Danish history comes alive in restored tavern
Kolkata: A part of Danish history has come alive in West Bengal, with the restoration of the Denmark Tavern and Hotel, an over 200-year-old pub along the river Hooghly in Serampore.
The restoration work was completed by the National Museum of Denmark (NMD) and the Cultural Ministry of the Scandinavian nation. The tavern was opened for the public on February 28.
Project head of the restoration drive, 'Serampore Initiative', Bente Wolff said, "When we had visited the place in 2010, the front part had completely given way and a small portion of the first floor remained.

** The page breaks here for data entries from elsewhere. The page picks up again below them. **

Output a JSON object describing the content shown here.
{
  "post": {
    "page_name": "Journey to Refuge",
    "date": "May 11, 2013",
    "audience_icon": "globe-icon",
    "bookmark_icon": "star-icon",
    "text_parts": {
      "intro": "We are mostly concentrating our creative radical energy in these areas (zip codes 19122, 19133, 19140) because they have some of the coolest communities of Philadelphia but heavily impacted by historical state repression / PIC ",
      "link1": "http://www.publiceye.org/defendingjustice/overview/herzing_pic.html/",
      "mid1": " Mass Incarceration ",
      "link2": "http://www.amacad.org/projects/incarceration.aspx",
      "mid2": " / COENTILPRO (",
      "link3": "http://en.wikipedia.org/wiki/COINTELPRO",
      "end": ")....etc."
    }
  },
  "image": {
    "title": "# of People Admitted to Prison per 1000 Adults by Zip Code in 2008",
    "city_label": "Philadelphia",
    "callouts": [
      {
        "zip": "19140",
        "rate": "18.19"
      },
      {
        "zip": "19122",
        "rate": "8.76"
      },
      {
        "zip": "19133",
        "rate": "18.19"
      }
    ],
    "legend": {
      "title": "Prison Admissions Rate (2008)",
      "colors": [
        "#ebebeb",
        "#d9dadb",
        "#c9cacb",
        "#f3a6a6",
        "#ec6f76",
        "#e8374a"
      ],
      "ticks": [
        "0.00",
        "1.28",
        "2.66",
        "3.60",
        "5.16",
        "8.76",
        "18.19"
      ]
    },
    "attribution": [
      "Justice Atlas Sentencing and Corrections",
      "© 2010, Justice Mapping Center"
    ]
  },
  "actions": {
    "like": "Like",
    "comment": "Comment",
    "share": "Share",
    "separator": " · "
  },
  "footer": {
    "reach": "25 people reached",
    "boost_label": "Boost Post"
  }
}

It was in a state of total decay."
When the Danish team had first visited the place, no one could recall the original name of the ruined building, but after historians checked the state archive here and flipped through other official documents, they realised it was the Denmark Tavern and Hotel, Simon Rasten of NMD said.
"The Denmark Tavern and Hotel, which came up in 1786, was located at the place in Serampore - along side a river ghat where the Danes kept their articles," Rasten said.
The tavern was restored with traditional materials like lime and molasses, and a conventional roof-thumping method was used to make it waterproof by a group of skilled masons from Murshidabad and South 24 Parganas districts, conservationist Manish Chakraborti, who had overseen the project, said.
A Danish trust 'Realdania', supporting philanthropic projects in the fields of architecture and planning, and Department of Tourism, government of West Bengal, funded the renovation at a cost of Rs five crore.
NMD architect Flemming Aalund assisted Chakraborti in the task, which began in 2016.
The Danish Tavern will now function as a coffee house, with some rooms rented out by the West Bengal Tourism Development Corporation.
Chakraborti said this was the second Danish-backed conservation project after the nearby St Olav's Church project in Serampore, which was restored in 2016.